Red Ventures invited King to an end-of-summer conference for interns, putting her up in a hotel on the sprawling corporate campus. The festivities included a case competition to develop an editorial voice and communications strategy for an imaginary new streaming service, “RedTV.” King and her team won the competition. The prize was a water bottle. And, shortly after she got home to Kure Beach, an offer to return to the company in an editorial role after she graduates this month.
Songs in the key of (a balanced) life
Last spring, King gained another mentor in a newly hired investigative journalist, photographer and author, Assistant Professor Erin Siegal McIntyre, who teaches MEJO 553: “Advanced Reporting.” Siegal McIntyre has taken King and many other students by storm with her disarming honesty and willingness to introduce her students to an extensive network of journalists.
In her last semester this fall, King found herself looking forward to Monday and Wednesday mornings in Carroll Hall for MEJO 557 “Advanced News Editing” classes with Associate Professor Andy Bechtel.
“He’s been such a great teacher,” she says.
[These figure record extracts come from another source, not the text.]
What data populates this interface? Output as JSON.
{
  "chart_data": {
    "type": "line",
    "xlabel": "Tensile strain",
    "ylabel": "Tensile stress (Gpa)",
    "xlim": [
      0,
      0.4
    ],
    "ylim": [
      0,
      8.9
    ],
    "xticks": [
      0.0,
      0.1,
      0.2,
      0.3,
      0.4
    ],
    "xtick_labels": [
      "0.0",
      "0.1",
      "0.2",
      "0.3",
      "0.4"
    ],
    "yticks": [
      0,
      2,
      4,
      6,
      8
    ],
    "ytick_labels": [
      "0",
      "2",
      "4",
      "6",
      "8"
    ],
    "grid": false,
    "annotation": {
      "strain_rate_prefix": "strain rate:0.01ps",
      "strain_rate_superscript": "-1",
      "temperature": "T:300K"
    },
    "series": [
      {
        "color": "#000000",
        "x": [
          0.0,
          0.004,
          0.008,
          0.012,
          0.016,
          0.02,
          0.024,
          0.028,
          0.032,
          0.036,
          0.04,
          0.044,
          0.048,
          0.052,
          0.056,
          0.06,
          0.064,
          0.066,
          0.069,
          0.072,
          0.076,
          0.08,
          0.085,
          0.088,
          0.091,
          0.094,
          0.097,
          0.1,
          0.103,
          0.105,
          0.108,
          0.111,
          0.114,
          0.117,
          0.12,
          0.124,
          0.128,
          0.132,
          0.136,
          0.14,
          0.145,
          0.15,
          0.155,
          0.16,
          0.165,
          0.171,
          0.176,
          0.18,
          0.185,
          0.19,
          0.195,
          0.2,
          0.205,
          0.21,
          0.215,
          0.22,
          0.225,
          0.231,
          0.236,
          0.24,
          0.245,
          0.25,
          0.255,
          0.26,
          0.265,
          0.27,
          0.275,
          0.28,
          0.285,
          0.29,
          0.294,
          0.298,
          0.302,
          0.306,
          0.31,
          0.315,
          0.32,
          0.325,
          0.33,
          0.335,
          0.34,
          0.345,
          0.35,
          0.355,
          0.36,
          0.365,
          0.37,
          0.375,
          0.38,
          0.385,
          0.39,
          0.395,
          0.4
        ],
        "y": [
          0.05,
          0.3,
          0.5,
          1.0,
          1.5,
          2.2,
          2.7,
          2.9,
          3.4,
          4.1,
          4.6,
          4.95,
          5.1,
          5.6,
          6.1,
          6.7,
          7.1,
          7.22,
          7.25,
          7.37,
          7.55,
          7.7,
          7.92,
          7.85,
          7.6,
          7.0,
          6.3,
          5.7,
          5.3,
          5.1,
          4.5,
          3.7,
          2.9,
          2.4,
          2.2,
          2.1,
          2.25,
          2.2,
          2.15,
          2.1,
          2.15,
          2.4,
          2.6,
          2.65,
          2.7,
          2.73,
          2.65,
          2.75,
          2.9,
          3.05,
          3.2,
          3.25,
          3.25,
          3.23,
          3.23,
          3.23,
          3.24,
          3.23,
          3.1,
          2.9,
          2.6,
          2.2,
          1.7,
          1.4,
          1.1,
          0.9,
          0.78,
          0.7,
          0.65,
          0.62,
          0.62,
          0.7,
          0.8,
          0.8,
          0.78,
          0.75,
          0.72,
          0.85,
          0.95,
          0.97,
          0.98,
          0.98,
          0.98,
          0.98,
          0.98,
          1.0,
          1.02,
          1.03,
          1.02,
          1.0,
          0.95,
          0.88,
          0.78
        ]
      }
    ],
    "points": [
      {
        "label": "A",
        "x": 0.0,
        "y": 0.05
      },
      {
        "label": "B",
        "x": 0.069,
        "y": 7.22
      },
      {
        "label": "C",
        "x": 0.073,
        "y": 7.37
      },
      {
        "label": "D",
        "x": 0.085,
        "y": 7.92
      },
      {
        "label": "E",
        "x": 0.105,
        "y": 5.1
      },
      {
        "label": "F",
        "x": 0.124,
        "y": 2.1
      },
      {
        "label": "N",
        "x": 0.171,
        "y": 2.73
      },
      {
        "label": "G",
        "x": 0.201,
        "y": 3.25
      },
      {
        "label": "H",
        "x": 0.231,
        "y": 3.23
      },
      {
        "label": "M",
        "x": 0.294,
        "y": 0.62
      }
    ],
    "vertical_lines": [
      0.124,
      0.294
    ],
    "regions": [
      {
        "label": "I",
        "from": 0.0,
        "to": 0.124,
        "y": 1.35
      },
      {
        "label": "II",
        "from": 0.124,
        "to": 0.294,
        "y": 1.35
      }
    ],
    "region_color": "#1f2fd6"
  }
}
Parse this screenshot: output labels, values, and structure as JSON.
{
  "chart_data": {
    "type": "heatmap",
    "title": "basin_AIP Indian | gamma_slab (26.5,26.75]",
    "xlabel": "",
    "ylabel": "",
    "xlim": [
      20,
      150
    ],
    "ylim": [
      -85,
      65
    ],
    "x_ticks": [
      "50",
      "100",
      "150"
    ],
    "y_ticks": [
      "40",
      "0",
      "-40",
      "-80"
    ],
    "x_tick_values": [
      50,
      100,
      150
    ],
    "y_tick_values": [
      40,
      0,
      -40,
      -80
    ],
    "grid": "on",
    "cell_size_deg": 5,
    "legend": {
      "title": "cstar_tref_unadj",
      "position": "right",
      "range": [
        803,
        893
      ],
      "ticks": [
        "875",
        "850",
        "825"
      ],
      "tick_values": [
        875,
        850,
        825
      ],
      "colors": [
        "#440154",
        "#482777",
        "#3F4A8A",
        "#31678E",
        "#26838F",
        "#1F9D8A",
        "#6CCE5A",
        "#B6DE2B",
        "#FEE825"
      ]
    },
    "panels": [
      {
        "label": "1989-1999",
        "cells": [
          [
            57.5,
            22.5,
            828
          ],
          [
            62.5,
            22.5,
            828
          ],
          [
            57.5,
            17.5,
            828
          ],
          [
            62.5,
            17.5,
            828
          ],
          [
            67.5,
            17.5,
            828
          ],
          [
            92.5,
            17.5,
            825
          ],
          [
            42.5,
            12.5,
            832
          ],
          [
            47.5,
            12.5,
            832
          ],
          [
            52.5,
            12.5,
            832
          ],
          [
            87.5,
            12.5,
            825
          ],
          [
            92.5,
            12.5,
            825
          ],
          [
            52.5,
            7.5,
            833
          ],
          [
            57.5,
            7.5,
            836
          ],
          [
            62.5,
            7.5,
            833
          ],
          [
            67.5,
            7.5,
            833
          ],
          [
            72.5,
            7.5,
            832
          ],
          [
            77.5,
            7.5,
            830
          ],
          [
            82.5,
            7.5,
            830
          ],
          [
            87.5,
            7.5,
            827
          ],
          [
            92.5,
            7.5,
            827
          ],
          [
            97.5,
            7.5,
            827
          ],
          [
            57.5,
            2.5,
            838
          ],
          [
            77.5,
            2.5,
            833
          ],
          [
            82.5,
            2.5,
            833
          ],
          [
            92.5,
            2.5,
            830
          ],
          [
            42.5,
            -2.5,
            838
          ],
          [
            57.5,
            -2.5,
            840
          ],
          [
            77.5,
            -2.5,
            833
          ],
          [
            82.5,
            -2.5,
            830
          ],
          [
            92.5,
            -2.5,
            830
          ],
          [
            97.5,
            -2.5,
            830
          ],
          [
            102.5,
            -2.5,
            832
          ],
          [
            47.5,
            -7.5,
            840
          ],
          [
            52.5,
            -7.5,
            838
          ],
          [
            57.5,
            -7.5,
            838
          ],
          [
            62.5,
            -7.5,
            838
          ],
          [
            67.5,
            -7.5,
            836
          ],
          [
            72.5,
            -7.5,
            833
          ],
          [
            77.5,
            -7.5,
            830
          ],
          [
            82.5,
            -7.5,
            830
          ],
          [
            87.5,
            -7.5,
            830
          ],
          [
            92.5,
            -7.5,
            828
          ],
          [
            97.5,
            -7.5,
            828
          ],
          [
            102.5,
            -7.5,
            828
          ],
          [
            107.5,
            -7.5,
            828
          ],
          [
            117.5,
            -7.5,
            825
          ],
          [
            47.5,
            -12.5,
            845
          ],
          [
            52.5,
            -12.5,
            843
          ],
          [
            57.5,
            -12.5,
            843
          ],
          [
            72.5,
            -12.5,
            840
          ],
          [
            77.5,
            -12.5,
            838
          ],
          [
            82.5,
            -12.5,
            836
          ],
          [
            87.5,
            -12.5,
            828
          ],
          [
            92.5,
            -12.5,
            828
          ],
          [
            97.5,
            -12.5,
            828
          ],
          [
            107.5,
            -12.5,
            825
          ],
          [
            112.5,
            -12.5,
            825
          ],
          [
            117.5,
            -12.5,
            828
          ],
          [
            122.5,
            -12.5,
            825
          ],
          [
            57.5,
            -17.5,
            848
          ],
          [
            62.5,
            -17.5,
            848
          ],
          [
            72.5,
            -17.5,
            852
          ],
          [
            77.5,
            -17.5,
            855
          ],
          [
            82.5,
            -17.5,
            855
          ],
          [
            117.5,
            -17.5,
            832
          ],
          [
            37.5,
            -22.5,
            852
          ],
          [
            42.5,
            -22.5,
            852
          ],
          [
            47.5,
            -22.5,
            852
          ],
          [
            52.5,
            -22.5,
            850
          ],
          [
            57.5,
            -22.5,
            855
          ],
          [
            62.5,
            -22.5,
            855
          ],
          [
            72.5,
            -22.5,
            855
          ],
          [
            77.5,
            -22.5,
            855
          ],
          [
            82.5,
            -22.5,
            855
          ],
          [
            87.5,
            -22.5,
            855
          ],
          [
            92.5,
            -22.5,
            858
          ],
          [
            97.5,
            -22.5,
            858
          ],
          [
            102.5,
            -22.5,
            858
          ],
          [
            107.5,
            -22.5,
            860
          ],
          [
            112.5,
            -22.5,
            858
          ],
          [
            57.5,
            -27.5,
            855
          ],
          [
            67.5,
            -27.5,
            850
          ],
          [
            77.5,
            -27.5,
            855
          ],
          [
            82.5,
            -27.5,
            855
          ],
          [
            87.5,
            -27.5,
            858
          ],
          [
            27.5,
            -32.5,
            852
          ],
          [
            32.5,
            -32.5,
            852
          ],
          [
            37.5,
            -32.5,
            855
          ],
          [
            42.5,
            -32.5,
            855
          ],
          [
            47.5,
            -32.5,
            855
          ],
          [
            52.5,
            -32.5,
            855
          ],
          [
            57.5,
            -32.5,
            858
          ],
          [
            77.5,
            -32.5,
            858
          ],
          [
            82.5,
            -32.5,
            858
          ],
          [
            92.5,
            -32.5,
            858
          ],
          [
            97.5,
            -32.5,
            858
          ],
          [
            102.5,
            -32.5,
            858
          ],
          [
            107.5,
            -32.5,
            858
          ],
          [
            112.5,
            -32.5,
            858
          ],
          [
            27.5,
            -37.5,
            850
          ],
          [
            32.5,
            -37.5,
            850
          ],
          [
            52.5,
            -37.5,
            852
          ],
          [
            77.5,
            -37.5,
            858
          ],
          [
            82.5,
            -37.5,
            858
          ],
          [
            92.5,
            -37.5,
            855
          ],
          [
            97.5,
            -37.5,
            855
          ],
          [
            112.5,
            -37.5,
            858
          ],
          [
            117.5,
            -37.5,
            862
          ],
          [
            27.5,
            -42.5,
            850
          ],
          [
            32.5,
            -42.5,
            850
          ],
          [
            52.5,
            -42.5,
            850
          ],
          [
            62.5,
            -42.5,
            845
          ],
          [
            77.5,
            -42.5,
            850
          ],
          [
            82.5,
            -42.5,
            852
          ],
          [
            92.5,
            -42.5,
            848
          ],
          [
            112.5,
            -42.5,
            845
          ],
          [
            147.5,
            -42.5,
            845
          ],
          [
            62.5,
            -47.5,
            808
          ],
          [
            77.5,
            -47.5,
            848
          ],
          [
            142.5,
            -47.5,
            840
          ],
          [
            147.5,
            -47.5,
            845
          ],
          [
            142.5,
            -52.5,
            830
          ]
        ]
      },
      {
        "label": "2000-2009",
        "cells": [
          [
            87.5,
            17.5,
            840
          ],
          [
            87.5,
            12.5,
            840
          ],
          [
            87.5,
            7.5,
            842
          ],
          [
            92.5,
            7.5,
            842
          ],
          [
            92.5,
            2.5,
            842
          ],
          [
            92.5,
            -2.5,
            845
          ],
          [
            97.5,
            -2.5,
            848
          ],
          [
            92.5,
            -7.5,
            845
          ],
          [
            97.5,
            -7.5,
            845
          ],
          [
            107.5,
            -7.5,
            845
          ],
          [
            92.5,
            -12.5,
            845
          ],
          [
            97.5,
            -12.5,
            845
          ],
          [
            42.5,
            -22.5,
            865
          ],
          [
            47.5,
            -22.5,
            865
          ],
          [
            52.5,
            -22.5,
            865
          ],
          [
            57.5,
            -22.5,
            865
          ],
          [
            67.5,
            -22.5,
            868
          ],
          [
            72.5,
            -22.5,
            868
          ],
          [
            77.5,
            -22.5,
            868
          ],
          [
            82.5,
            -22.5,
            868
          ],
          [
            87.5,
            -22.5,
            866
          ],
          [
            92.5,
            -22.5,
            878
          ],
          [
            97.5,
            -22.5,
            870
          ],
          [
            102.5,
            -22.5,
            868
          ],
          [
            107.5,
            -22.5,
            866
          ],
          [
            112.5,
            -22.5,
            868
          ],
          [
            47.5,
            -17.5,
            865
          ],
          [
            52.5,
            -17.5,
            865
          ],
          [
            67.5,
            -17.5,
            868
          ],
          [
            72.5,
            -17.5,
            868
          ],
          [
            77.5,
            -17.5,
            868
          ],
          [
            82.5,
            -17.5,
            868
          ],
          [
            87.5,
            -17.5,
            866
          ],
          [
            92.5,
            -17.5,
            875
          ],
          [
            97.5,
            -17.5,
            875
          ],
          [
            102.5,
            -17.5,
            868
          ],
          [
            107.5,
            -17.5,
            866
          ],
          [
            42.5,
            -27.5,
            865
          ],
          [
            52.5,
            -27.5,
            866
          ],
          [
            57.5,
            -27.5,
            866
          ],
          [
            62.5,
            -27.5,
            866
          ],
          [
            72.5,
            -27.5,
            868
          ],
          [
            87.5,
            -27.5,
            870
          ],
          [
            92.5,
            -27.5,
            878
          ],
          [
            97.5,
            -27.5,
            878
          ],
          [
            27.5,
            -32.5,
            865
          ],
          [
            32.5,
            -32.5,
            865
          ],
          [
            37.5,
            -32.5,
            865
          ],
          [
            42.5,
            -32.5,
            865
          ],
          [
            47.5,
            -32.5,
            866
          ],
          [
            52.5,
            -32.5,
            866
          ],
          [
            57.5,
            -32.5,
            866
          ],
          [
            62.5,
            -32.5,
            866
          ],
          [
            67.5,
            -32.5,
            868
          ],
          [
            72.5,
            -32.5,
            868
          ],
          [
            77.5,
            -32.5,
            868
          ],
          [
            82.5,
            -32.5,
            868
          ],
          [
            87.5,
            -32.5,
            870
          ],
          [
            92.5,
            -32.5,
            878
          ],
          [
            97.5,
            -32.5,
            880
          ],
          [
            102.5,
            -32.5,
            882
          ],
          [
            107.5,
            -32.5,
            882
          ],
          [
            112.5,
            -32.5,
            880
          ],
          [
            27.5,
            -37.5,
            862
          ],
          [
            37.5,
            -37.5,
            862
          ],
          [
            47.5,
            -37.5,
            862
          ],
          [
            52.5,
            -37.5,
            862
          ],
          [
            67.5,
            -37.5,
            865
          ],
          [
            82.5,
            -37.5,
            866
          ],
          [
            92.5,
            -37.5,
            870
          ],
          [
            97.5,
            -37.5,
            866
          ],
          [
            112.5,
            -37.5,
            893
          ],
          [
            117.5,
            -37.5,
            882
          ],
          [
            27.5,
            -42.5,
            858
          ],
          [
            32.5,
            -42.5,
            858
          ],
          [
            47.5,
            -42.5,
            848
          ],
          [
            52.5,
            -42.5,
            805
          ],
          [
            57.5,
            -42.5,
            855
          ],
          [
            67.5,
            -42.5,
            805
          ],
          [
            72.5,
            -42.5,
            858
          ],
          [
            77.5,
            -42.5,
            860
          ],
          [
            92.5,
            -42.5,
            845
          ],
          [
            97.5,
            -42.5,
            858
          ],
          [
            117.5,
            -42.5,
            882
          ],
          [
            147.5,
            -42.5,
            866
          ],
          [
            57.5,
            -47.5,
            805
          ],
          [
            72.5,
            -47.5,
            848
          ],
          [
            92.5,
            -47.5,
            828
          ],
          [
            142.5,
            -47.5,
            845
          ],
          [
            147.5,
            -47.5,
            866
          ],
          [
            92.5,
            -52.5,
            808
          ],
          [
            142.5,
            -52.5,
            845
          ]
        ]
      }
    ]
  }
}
She was honored when Bechtel and Robinson recommended her to The New York Times this fall.
“I never got an assignment, but I can say I technically signed up as a stringer for The New York Times,” she says, a lilt in her voice.
Robinson calls her “one of the purest writers I’ve edited either at this University or in my time in the newspaper business. She has the ability to tell you what her subject is doing and thinking as if you are there with them,” he adds. “That’s all great. What editors are going to love about her is that she wants — she strives — to create excellence. And she makes deadline doing it.”
King finally got to try her hand at radio this fall, reporting from Carolina Connection student radio on everything from the ubiquitous falling acorns pelting passersby on Carolina’s campus to students rallying for a vaccine mandate. Hussman alumnus Brighton McConnell ’19, news director at WCHL. 97.9 The Hill, was so impressed with them that he ran some of her radio reporting on his station.
Finishing up the last of her finals last week, King speculated that she and her boyfriend, Aaron Sugarman, another DTH alumnus and December graduate, “will hit Yogurt Pump on Franklin Street one last time” in celebration, before venturing out into the world.
Does the woman with a (soprano) radio voice, who’ll graduate this weekend with highest distinction, think of herself as a radio reporter? Editor at heart? A writer? She sums it up best:
“I’m a writer who can’t stop editing.” And a singer who can’t stop singing.
Photos by UNC Hussman senior Elise Mahon.